Memory Use

The size of a grid-like object in memory depends on a number of factors, some of which we can state explicitly and some which can only be estimated in the general case.

Orthogonal grid

An orthogonal grid in \(n\) dimensions is comprised of cells which are defined by their \(2^n\) vertices. While brille does not implement a basic three dimensional orthogonal grid, it represents a useful starting point for memory use calculations.

An orthogonal grid would need to envelop the polyhedron used in its construction and would have cell edge lengths determined by either a specified cell volume or specified number density. If \(V_\text{c}\) is the cell volume and \(V_\text{p}\) the polyhedron volume, then the number of cells is \(N = V_\text{p}/V_\text{c}\).
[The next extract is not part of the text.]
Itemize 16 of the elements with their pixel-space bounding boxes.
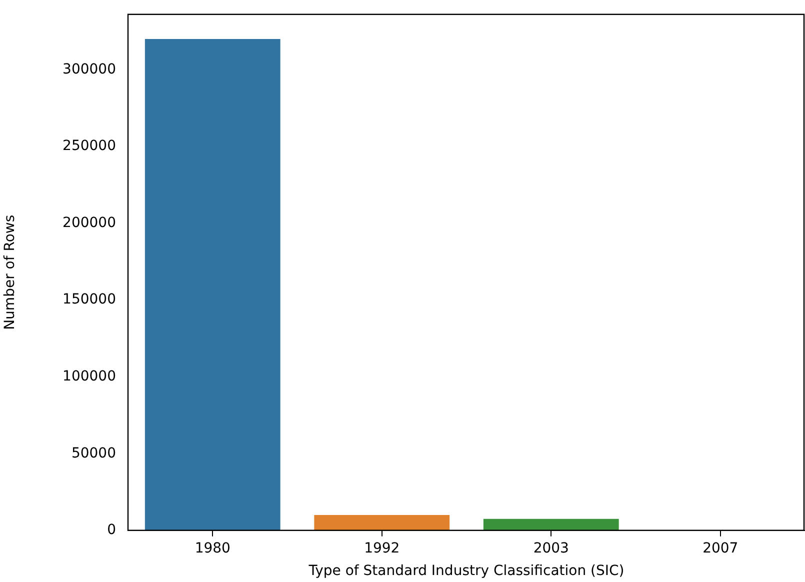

The number of grid vertices within the polyhedron would depend on the shape of the polyhedron, but should be similar to the number density times the polyhedron volume in all cases. As with the brille grids, for each vertex equal-sized data is stored, depending entirely on what the user provides. In the case of phonon mode data for a crystal with \(n_\text{atom}\) atoms each phonon mode is comprised of one real scalar and \(n_\text{atom}\) complex valued three-vectors, and there are \(3n_\text{atom}\) modes in all. Thus, for each vertex the grid stores \(3 n_\text{atom} + 18 n_\text{atom}^2\) 8-byte values.

The grid itself would be stored as list of its cell boundaries, each of which is approximately \(N^{1/3}+1\) in length, and for each cell at least partly in the polyhedron the eight corner vertex indices would be stored stored in a structure as well. Since all vertices are indexed this meta information totals \(N + 3 N^{1/3} + 3\) 8-byte values. And therefore, the total memory required for an orthogonal grid storing phonon data is on the order of

(1)\[\left[N \left(1 + 3 n_\text{atom} + 18 n_\text{atom}^2\right) + 3 N^{1/3} + 3\right]\times 8\text{bytes} \]

For a grid with \(10^5\) cells, a system with ten atoms would therefore need up to 1.36 GB and one with one hundred atoms would need up to 134 GB.

Other grids

For other grids, the per vertex memory usage is similar but the total number of vertices is not as easy to estimate. The expression in (1) should be an appropriate order-of-magnitude estimate of memory use.